As well as looking exactly like a real whale, the fibreglass orca also emits recordings of killer whale noises to enhance its effectiveness at scaring away seals.
The whale cost around £12,000 and came from Inverness-based aquaculture supplier Gael Force Group, which had it manufactured by a Shetland company.
Move with the current
Mowi spokesman Ian Roberts said the replica would be moored about four metres below the surface of the water and move with the current.
“We will review its effectiveness, and if it provides positive results will consider launching additional orcas,” said Roberts.
Roberts said hundreds of salmon could be killed by just one seal in a very short time, and that mortality due to seal predation has historically averaged around 1%.
Acoustic deterrent devices (ADDs), which generate a sound seals find unpleasant, are widely used by Scottish salmon farmers to deter the predators.
An “electric fish” is also being marketed by ADD manufacturer Ace Aquatec to deter seals which have become hard of hearing and are not put off by ADDs. The fish, which looks like a mort and is placed at the bottom of a salmon pen, is covered with electrodes which give a seal a shock when it touches them.

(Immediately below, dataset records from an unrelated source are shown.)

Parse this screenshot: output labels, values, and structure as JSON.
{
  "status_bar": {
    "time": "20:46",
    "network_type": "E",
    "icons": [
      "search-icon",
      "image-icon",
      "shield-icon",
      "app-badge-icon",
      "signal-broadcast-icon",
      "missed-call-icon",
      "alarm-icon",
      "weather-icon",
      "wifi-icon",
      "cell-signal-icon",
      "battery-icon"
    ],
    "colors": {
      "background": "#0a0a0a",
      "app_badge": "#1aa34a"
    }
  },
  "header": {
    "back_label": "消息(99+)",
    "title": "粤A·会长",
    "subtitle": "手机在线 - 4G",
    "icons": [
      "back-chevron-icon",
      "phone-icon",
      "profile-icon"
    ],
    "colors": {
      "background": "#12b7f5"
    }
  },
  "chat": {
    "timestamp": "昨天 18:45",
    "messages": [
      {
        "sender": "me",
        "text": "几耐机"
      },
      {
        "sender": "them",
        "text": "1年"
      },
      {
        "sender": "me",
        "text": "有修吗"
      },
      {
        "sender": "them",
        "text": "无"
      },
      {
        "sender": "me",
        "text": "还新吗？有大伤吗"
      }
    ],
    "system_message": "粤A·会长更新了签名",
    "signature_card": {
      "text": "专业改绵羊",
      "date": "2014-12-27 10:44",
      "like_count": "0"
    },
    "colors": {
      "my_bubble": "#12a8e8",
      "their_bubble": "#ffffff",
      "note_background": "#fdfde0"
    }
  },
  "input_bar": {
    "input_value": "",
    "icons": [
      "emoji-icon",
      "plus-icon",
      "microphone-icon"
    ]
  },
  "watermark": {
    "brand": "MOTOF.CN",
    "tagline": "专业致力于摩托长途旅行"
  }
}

While some farmers such as Grieg Seafood Shetland and Scottish Sea Farms have also invested heavily in special netting that seals cannot penetrate, Roberts said this was not suitable for all sites.
Salmon farmers are licensed to shoot seals as a last resort, but this is something they try to avoid. The number of seals shot has dropped by 81% since 2011, and the industry wants to reach a stage where no seals are shot.
“We use several non-lethal methods of deterring seals, including acoustics and additional protective netting,” said Roberts.
“We hope that this replica killer whale will look menacing enough to encourage seals to keep swimming by.”